If ISO C provided these features, then we could have ISO C "C-in-C" meta-circular interpreters. They would contain a significant lines-of-code expenditure compared to Lisp-in-Lisp.

Well, I think lisper nailed it in the article: It's not just that the code is represented as data structured in linked-lists, it's that that data exposes the semantic structure of the code in ways that are more pragmatically useful (among other nice properties) than char strings.

When you get into the LISP interpreter itself, which is just a linked-list structure describing how to process linked-list structures (like itself) as code, well... Here's William Byrd on "The Most Beautiful Program Ever Written" (ye LISP interpreter) https://www.youtube.com/watch?v=OyfBQmvr2Hc

William Byrd's work in program synthesis is an interesting take on this, where an IDE can, guided by test cases written for a function, actually auto-complete code itself whilst writing the function, or tell the programmer when they have something wrong by violating a test case. Of course it is impractical right now, but a good step nonetheless.. It (Barliman) is demoed near the end of this video: https://youtu.be/OyfBQmvr2Hc

⬐ mrkgnao

MagicHaskeller[0] (which seems to sadly be offline at present) is a similar project that infers Haskell functions from properties like

   reverse "abcde" = "edcba"

Other, older projects include Exference[1] and Djinn[2], in decreasing order of power.

Also, this is really similar to how Idris and Agda work, except they use expressive types to generate the code (using the Emacs modes) rather than test cases.

[0]: http://nautilus.cs.miyazaki-u.ac.jp/cgi-bin/MagicHaskeller.c...

[1]: https://github.com/lspitzner/exference/

[2]: http://www.hedonisticlearning.com/djinn/

⬐ zmonx

This is indeed an extremely interesting approach.

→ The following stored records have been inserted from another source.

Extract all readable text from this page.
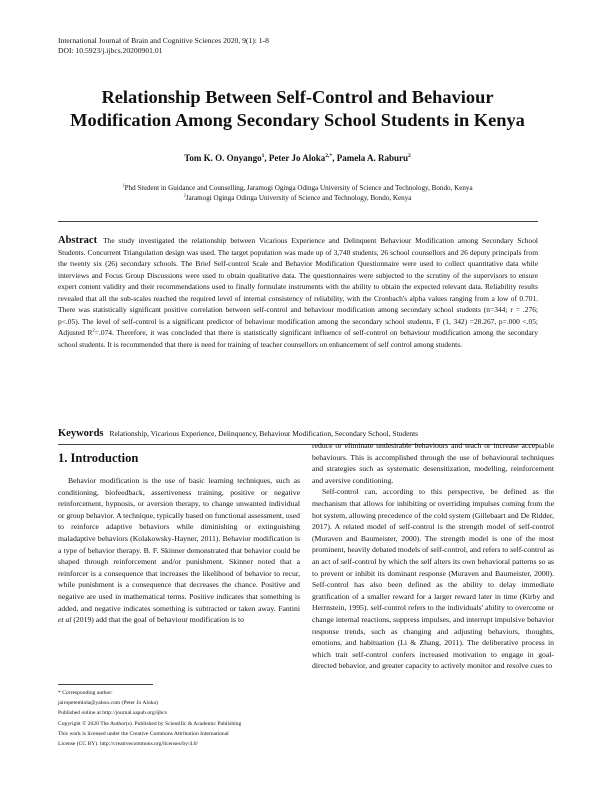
International Journal of Brain and Cognitive Sciences 2020, 9(1): 1-8
DOI: 10.5923/j.ijbcs.20200901.01
Relationship Between Self-Control and Behaviour
Modification Among Secondary School Students in Kenya
Tom K. O. Onyango$^1$, Peter Jo Aloka$^{2,*}$, Pamela A. Raburu$^2$
$^1$Phd Student in Guidance and Counselling, Jaramogi Oginga Odinga University of Science and Technology, Bondo, Kenya
$^2$Jaramogi Oginga Odinga University of Science and Technology, Bondo, Kenya
Abstract The study investigated the relationship between Vicarious Experience and Delinquent Behaviour Modification among Secondary School Students. Concurrent Triangulation design was used. The target population was made up of 3,740 students, 26 school counsellors and 26 deputy principals from the twenty six (26) secondary schools. The Brief Self-control Scale and Behavior Modification Questionnaire were used to collect quantitative data while interviews and Focus Group Discussions were used to obtain qualitative data. The questionnaires were subjected to the scrutiny of the supervisors to ensure expert content validity and their recommendations used to finally formulate instruments with the ability to obtain the expected relevant data. Reliability results revealed that all the sub-scales reached the required level of internal consistency of reliability, with the Cronbach's alpha values ranging from a low of 0.701. There was statistically significant positive correlation between self-control and behaviour modification among secondary school students (n=344; r = .276; p<.05). The level of self-control is a significant predictor of behaviour modification among the secondary school students, F (1, 342) =28.267, p=.000 <.05; Adjusted $R^2=.074$. Therefore, it was concluded that there is statistically significant influence of self-control on behaviour modification among the secondary school students. It is recommended that there is need for training of teacher counsellors on enhancement of self control among students.
Keywords Relationship, Vicarious Experience, Delinquency, Behaviour Modification, Secondary School, Students
1. Introduction

Behavior modification is the use of basic learning techniques, such as conditioning, biofeedback, assertiveness training, positive or negative reinforcement, hypnosis, or aversion therapy, to change unwanted individual or group behavior. A technique, typically based on functional assessment, used to reinforce adaptive behaviors while diminishing or extinguishing maladaptive behaviors (Kolakowsky-Hayner, 2011). Behavior modification is a type of behavior therapy. B. F. Skinner demonstrated that behavior could be shaped through reinforcement and/or punishment. Skinner noted that a reinforcer is a consequence that increases the likelihood of behavior to recur, while punishment is a consequence that decreases the chance. Positive and negative are used in mathematical terms. Positive indicates that something is added, and negative indicates something is subtracted or taken away. Fantini et al (2019) add that the goal of behaviour modification is to

* Corresponding author:
jairopetemlola@yahoo.com (Peter Jo Aloka)
Published online at http://journal.sapub.org/ijbcs
Copyright © 2020 The Author(s). Published by Scientific & Academic Publishing
This work is licensed under the Creative Commons Attribution International
License (CC BY). http://creativecommons.org/licenses/by/4.0/

reduce or eliminate undesirable behaviours and teach or increase acceptable behaviours. This is accomplished through the use of behavioural techniques and strategies such as systematic desensitization, modelling, reinforcement and aversive conditioning.

Self-control can, according to this perspective, be defined as the mechanism that allows for inhibiting or overriding impulses coming from the hot system, allowing precedence of the cold system (Gillebaart and De Ridder, 2017). A related model of self-control is the strength model of self-control (Muraven and Baumeister, 2000). The strength model is one of the most prominent, heavily debated models of self-control, and refers to self-control as an act of self-control by which the self alters its own behavioral patterns so as to prevent or inhibit its dominant response (Muraven and Baumeister, 2000). Self-control has also been defined as the ability to delay immediate gratification of a smaller reward for a larger reward later in time (Kirby and Herrnstein, 1995). self-control refers to the individuals' ability to overcome or change internal reactions, suppress impulses, and interrupt impulsive behavior response trends, such as changing and adjusting behaviors, thoughts, emotions, and habituation (Li & Zhang, 2011). The deliberative process in which trait self-control confers increased motivation to engage in goal-directed behavior, and greater capacity to actively monitor and resolve cues to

It was pioneered in the context of logic programming and Prolog by Ehud Shapiro in his 1982 PhD thesis "Algorithmic Program Debugging". The thesis was published as an ACM Distinguished Dissertation by MIT press and is available online from:

http://cpsc.yale.edu/sites/default/files/files/tr237.pdf

Together with Leon Sterling, Ehud Shapiro later wrote a very important introductory Prolog book called "The Art of Prolog".

⬐ timonoko

Spoiler: Pattern-matcher, which matches 3 forms: "X", "(lambda (X) Y)" and "(X Y)".

Visible at 55:48.

Looks a lot like this:

https://youtu.be/OyfBQmvr2Hc?t=1h6m35s

⬐ agumonkey

My first thought. I wonder how much logic programming is in suggest.el .. if it's full fledge then I'll be damned.

⬐ wcummings

Sounds like it's brute forcing elisp fns.

⬐ agumonkey

Well prolog is a kind of brute force too

⬐ zmonx

A major attraction of (pure) Prolog is that you can easily reorder goals and use all-solutions predicates to try different search strategies. Further, constraints like dif/2 help considerably to prune the search space. So yes, it can be brute force, but is often better than that.

⬐ agumonkey

Sure, but there's no magic here when you want to explore the space of all possibilities. I'm a prolog noob and barely new about dif

⬐ zmonx

Yes I agree. Still, the key insight of constraints like dif/2 may also be applicable in this concrete case to limit the candidates already before and even during the search. It is this automatic pruning that makes logic programming with constraints so fast for many combinatorial applications. You are right of course that it may end up in brute force though, if there is nothing to prune.

⬐ agumonkey

I have yet to read about CLP, I'm eager now.